Prof. and Mrs. C. A. Lyons are receiving congratulations on the birth of a daughter on Monday, December 2.
Fish and Game Detective Fred H. Thompson of this town, who has returned from a trip to the northern part of the state, reports that he with Detective E. J. Deming of Newport, caught two Massachusetts sportsmen jacking deer in the Passaconaway valley. They were George Hatch of Nahant and William Natalie of Winthrop, who were arraigned before Judge Gibson of Conway and found guilty, each being fined $100 and the costs. The detectives ran onto the offenders at midnight in the thick woods, where they had powerful lights. The defendants alleged that the lights were being used as guide as one of the party was lost.
There will be a rehearsal of the degree staff of Winnicummet Rebekah lodge on Tuesday evening, Dec. 10. It is desirable that all members be present. At the regular meeting, Dec 17, the degree will be conferred upon candidates. This is the time for the annual election of officers. At the close of the meeting refreshments will be served. If there are people in town who belong to lodges in other places, a hearty invitation is extended to attend the meetings and become acquainted.
The Mothers' Circle will be entertained by Mrs. Henry Hobbs next Wednesday evening.
A get-together meeting will be held in the town hall next Monday night. Parents and all interested in our schools are cordially invited to be present and meet the superintendent and teachers of our schools.
Election of officers will be held at the meeting of the W. R. C. on Wednesday of next week.
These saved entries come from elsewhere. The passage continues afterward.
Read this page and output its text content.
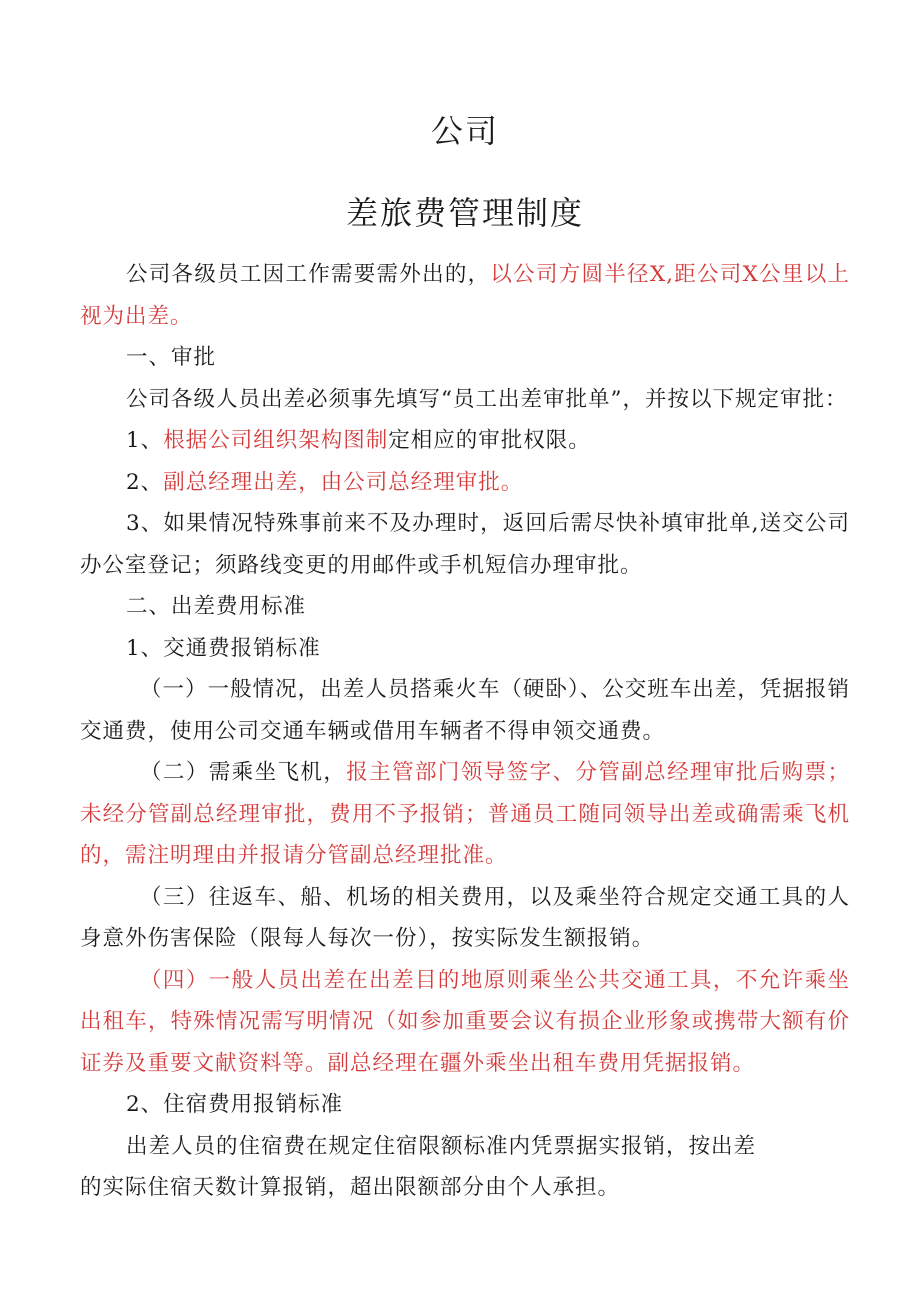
公司
差旅费管理制度

公司各级员工因工作需要需外出的，以公司方圆半径X,距公司X公里以上视为出差。

一、审批

公司各级人员出差必须事先填写“员工出差审批单”，并按以下规定审批：

1、根据公司组织架构图制定相应的审批权限。

2、副总经理出差，由公司总经理审批。

3、如果情况特殊事前来不及办理时，返回后需尽快补填审批单,送交公司办公室登记；须路线变更的用邮件或手机短信办理审批。

二、出差费用标准

1、交通费报销标准

（一）一般情况，出差人员搭乘火车（硬卧）、公交班车出差，凭据报销交通费，使用公司交通车辆或借用车辆者不得申领交通费。

（二）需乘坐飞机，报主管部门领导签字、分管副总经理审批后购票；未经分管副总经理审批，费用不予报销；普通员工随同领导出差或确需乘飞机的，需注明理由并报请分管副总经理批准。

（三）往返车、船、机场的相关费用，以及乘坐符合规定交通工具的人身意外伤害保险（限每人每次一份），按实际发生额报销。

（四）一般人员出差在出差目的地原则乘坐公共交通工具，不允许乘坐出租车，特殊情况需写明情况（如参加重要会议有损企业形象或携带大额有价证券及重要文献资料等。副总经理在疆外乘坐出租车费用凭据报销。

2、住宿费用报销标准

出差人员的住宿费在规定住宿限额标准内凭票据实报销，按出差

的实际住宿天数计算报销，超出限额部分由个人承担。
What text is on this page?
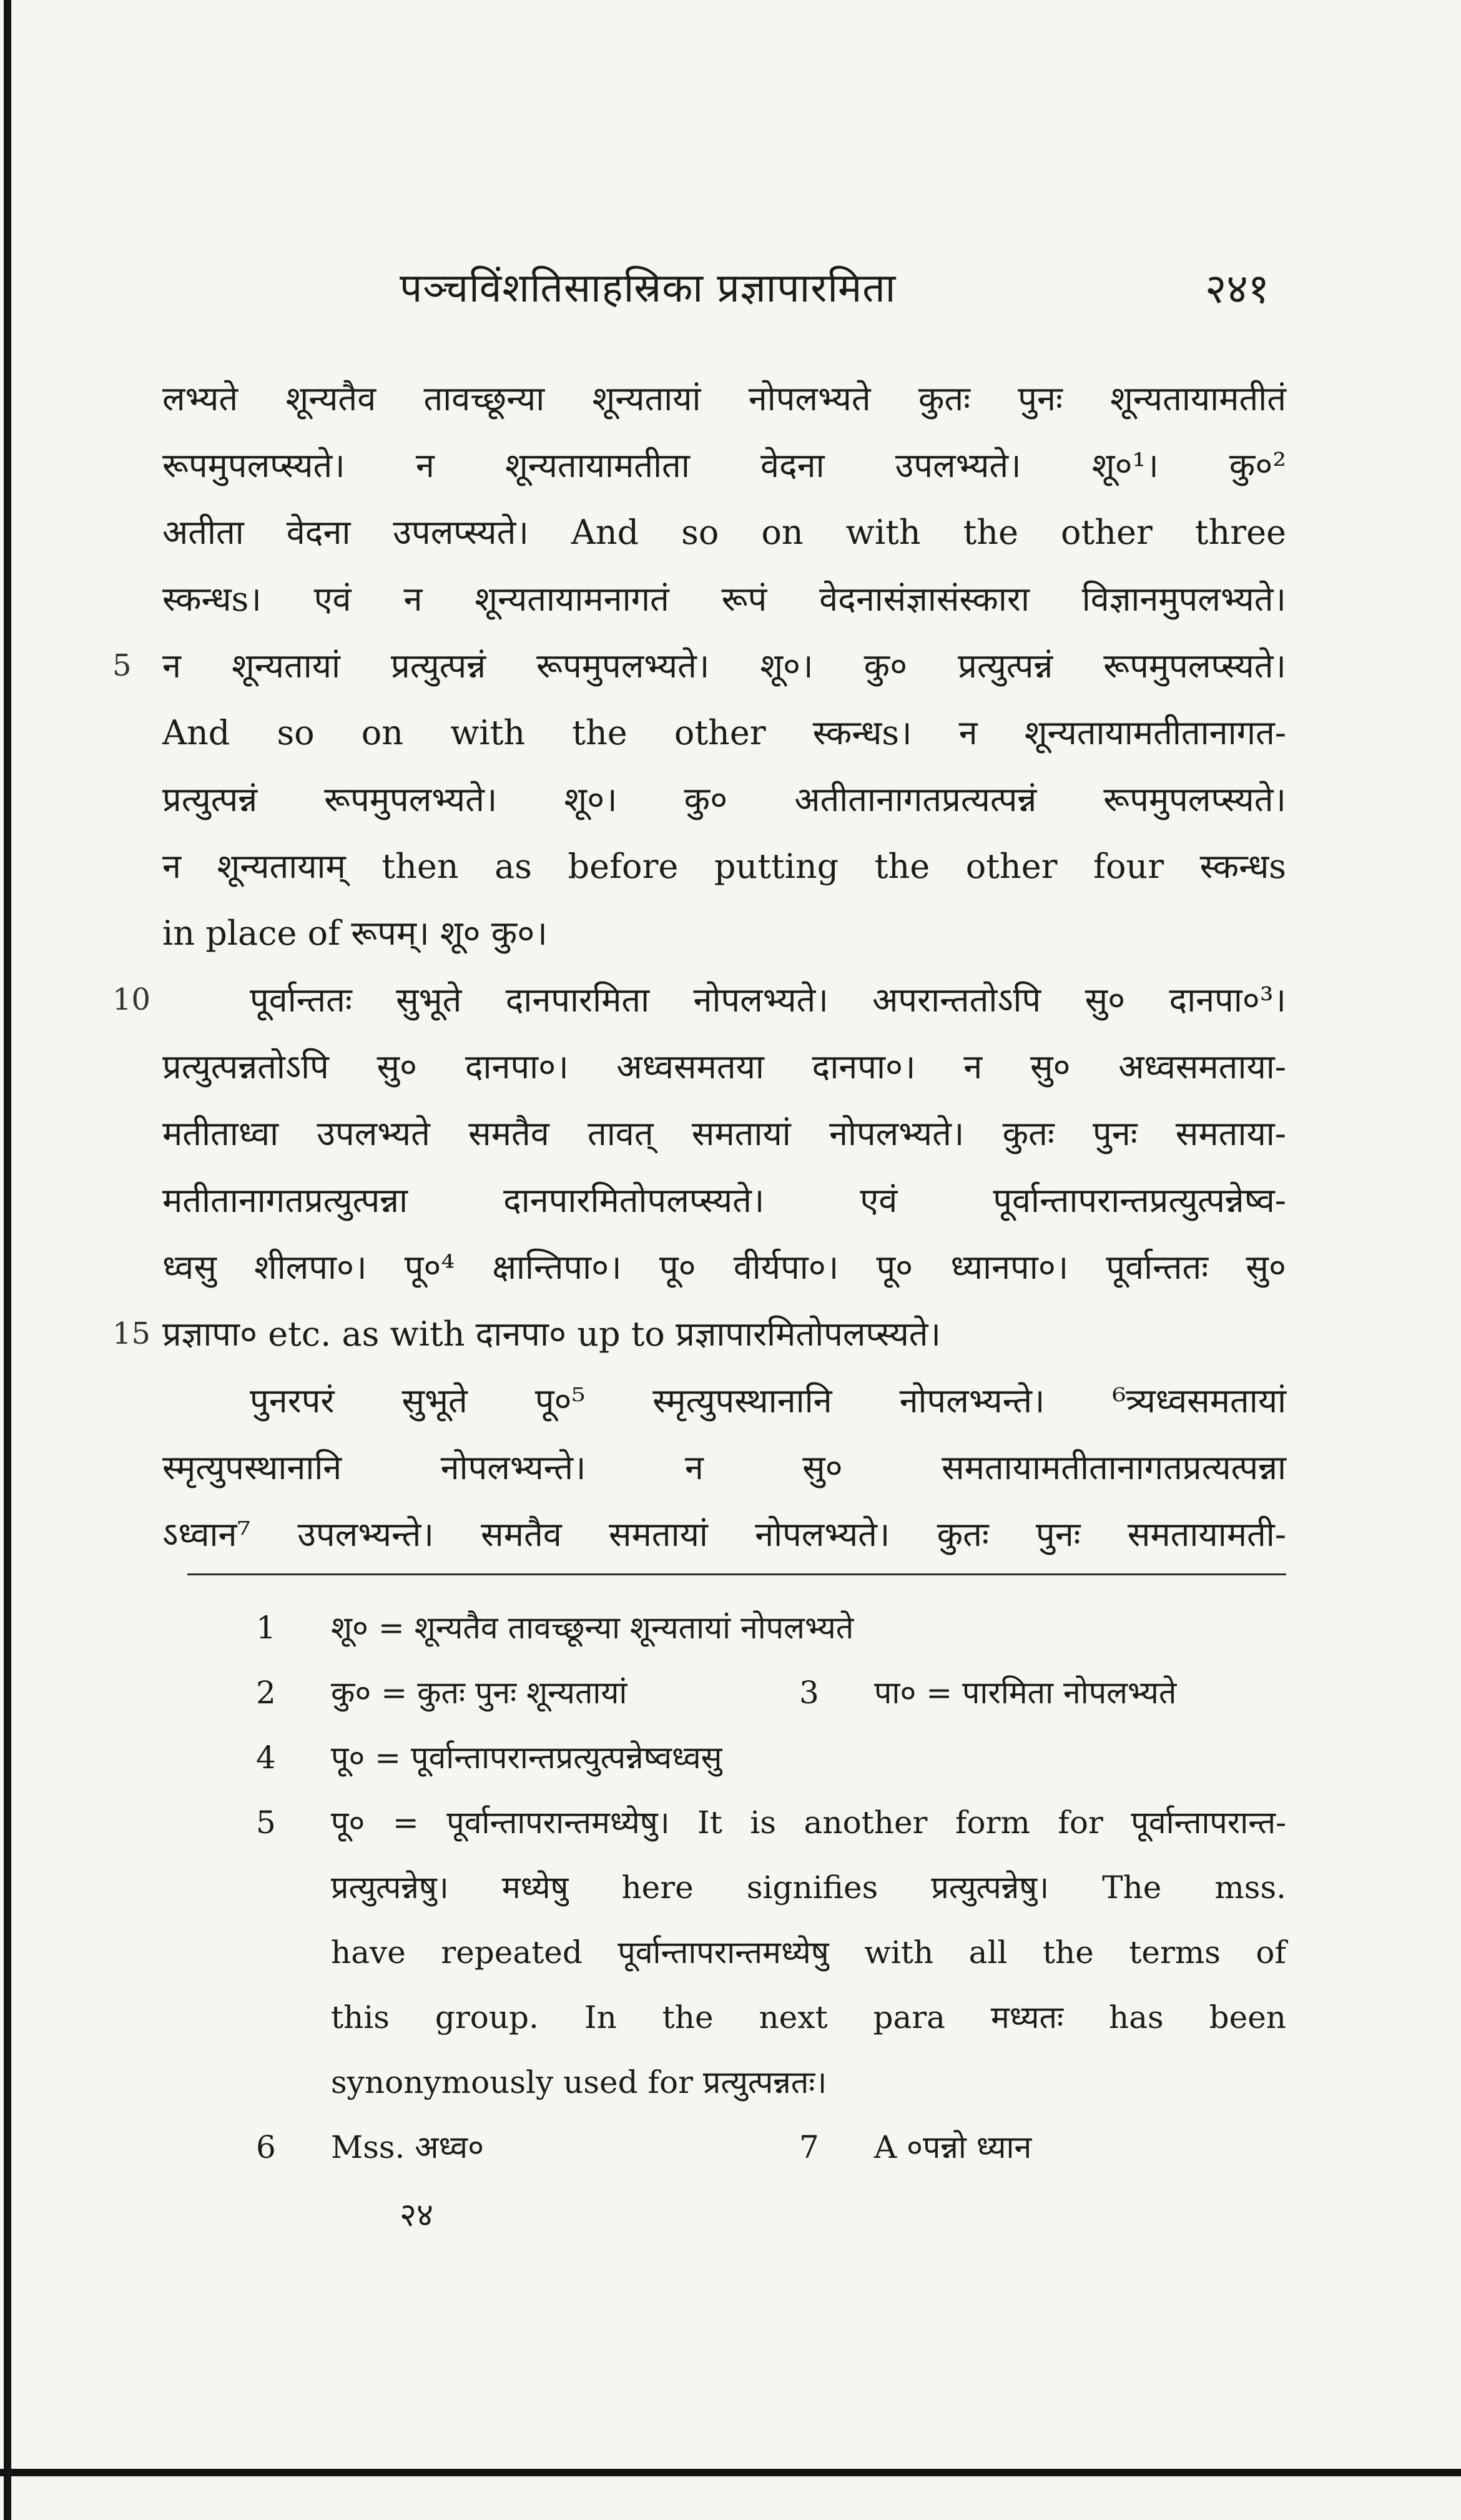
पञ्चविंशतिसाहस्रिका प्रज्ञापारमिता	२४१
लभ्यते शून्यतैव तावच्छून्या शून्यतायां नोपलभ्यते कुतः पुनः शून्यतायामतीतं
रूपमुपलप्स्यते। न शून्यतायामतीता वेदना उपलभ्यते। शू०¹। कु०²
अतीता वेदना उपलप्स्यते। And so on with the other three
स्कन्धs। एवं न शून्यतायामनागतं रूपं वेदनासंज्ञासंस्कारा विज्ञानमुपलभ्यते।
5 न शून्यतायां प्रत्युत्पन्नं रूपमुपलभ्यते। शू०। कु० प्रत्युत्पन्नं रूपमुपलप्स्यते।
And so on with the other स्कन्धs। न शून्यतायामतीतानागत-
प्रत्युत्पन्नं रूपमुपलभ्यते। शू०। कु० अतीतानागतप्रत्यत्पन्नं रूपमुपलप्स्यते।
न शून्यतायाम् then as before putting the other four स्कन्धs
in place of रूपम्। शू० कु०।
10	पूर्वान्ततः सुभूते दानपारमिता नोपलभ्यते। अपरान्ततोऽपि सु० दानपा०³।
प्रत्युत्पन्नतोऽपि सु० दानपा०। अध्वसमतया दानपा०। न सु० अध्वसमताया-
मतीताध्वा उपलभ्यते समतैव तावत् समतायां नोपलभ्यते। कुतः पुनः समताया-
मतीतानागतप्रत्युत्पन्ना दानपारमितोपलप्स्यते। एवं पूर्वान्तापरान्तप्रत्युत्पन्नेष्व-
ध्वसु शीलपा०। पू०⁴ क्षान्तिपा०। पू० वीर्यपा०। पू० ध्यानपा०। पूर्वान्ततः सु०
15 प्रज्ञापा० etc. as with दानपा० up to प्रज्ञापारमितोपलप्स्यते।
पुनरपरं सुभूते पू०⁵ स्मृत्युपस्थानानि नोपलभ्यन्ते। ⁶त्र्यध्वसमतायां
स्मृत्युपस्थानानि नोपलभ्यन्ते। न सु० समतायामतीतानागतप्रत्यत्पन्ना
ऽध्वान⁷ उपलभ्यन्ते। समतैव समतायां नोपलभ्यते। कुतः पुनः समतायामती-
1 शू० = शून्यतैव तावच्छून्या शून्यतायां नोपलभ्यते
2 कु० = कुतः पुनः शून्यतायां	3 पा० = पारमिता नोपलभ्यते
4 पू० = पूर्वान्तापरान्तप्रत्युत्पन्नेष्वध्वसु
5 पू० = पूर्वान्तापरान्तमध्येषु। It is another form for पूर्वान्तापरान्त-
प्रत्युत्पन्नेषु। मध्येषु here signifies प्रत्युत्पन्नेषु। The mss.
have repeated पूर्वान्तापरान्तमध्येषु with all the terms of
this group. In the next para मध्यतः has been
synonymously used for प्रत्युत्पन्नतः।
6 Mss. अध्व०	7 A ०पन्नो ध्यान
२४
All come.
Mr. John Larcom of Beverly Mass., who was a well-known resident of Hampton Beach, died last week. His wife was Miss Laura Blake of Hampton. Mrs. Emma C. Sleeper, wife of Otis H. Sleeper of Exeter, died at her late home Tuesday morning after a short illness with pneumonia. Mrs. Sleeper was a lady of high esteem and widely known. She was a native of Deerfield and her maiden name was Hobbs. Survivors are her husband and four sons, William H. Sleeper of Exeter, county solicitor for Rockingham county; Capt. Almon L. Sleeper in the U.S. service, and stationed in Siberia, being of the first American expeditionary forces to be sent to that country; Lieut. Perley B. Sleeper, recently returned from France and now stationed at Camp Funston, and Otis H. Sleeper, Jr., now of the American expeditionary forces in France. Mrs. Louisa Janvrin of Hampton Falls, oldest lady of that town, died Sunday morning, aged 89 years and ten months. She was the widow of James Janvrin, and her father was Joshua Janvrin. Her mother was Mary Dodge of Hampton Falls. The funeral was held Tuesday afternoon.